The newly synthesized compounds 1a–f and 2a–f were evaluated for their antibacterial activity against S. aureus (ATCC-25923) and E. coli (ATCC-25922),^21,22 and their antifungal activity against A. niger (ATCC-9029) and C. albicans (ATCC-90028) in DMF using the serial plate dilution method.^23,24 A microbial broth was freshly prepared in normal saline using Mueller–Hinton agar and Sabouraud dextrose agar media for the antibacterial and antifungal activity, respectively.
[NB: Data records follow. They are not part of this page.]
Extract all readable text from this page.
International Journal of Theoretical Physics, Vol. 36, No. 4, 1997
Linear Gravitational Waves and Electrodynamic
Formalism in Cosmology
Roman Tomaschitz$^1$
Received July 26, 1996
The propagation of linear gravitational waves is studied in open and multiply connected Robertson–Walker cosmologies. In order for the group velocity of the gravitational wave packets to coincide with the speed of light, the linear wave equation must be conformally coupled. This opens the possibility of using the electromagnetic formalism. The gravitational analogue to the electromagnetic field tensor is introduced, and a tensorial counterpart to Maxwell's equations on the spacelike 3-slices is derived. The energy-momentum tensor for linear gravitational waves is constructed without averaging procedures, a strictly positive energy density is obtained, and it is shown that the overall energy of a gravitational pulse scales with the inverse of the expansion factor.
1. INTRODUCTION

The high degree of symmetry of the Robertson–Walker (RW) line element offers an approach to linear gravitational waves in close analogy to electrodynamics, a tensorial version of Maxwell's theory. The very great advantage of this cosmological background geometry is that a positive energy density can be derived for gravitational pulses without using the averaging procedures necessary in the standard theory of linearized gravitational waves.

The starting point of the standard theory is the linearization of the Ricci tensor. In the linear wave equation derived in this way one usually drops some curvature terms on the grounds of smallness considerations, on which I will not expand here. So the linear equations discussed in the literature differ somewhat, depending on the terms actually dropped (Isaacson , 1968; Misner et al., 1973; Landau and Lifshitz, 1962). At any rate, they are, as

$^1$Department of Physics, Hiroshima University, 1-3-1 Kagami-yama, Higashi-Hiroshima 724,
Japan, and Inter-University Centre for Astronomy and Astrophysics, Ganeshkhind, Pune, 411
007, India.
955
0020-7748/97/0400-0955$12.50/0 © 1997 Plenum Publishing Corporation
Compounds were serially diluted as 100, 50, 25, 12.5, 6.25, 3.12, 1.56, 0.78, 0.39, and 0.19 μg mL⁻¹ concentrations. The microtiter plates were inoculated with 0.1 mL inoculums of 1 × 10⁷ cfu mL⁻¹ and incubated at 37 °C for 24 h. The lowest concentration of the compounds that completely inhibited visible microbial growth (no turbidity) was assigned as the MIC. Ofloxacin and fluconazole were used as the standard drugs for antibacterial and antifungal activity, respectively.

Molecular docking studies

Molecular docking studies were performed using AutoDock v. 4.2.2 to identify appropriate binding modes and the conformation of the ligand molecule. The crystal structure of S. aureus dihydrofolate reductase complexed with novel 7-aryl-2,4-diaminoquinazolines (PDB code: 3SRQ) was retrieved from the RCSB protein data bank in PDB format. ¹⁸ The structures of all the ligands were drawn using ChemDraw Ultra 13.0 and converted into 3D structures using Hyperchem Pro 8.0 software (www.hyper.com). Autodock Tools (ADT) version 1.5.6 (www.autodock.scrips.edu) was used for the molecular docking. The active site was considered as a rigid molecule, while the ligands were treated as being flexible. Using default parameters, grid-based docking studies were carried out and docking was performed on all compounds using standard ligand 7-aryl-2,4-diaminoquinazolines. The best binding conformation was selected from the docking log (.dlg) file for each ligand and further interaction analysis was performed using PyMol and Discovery Studio Visualizer 4.0.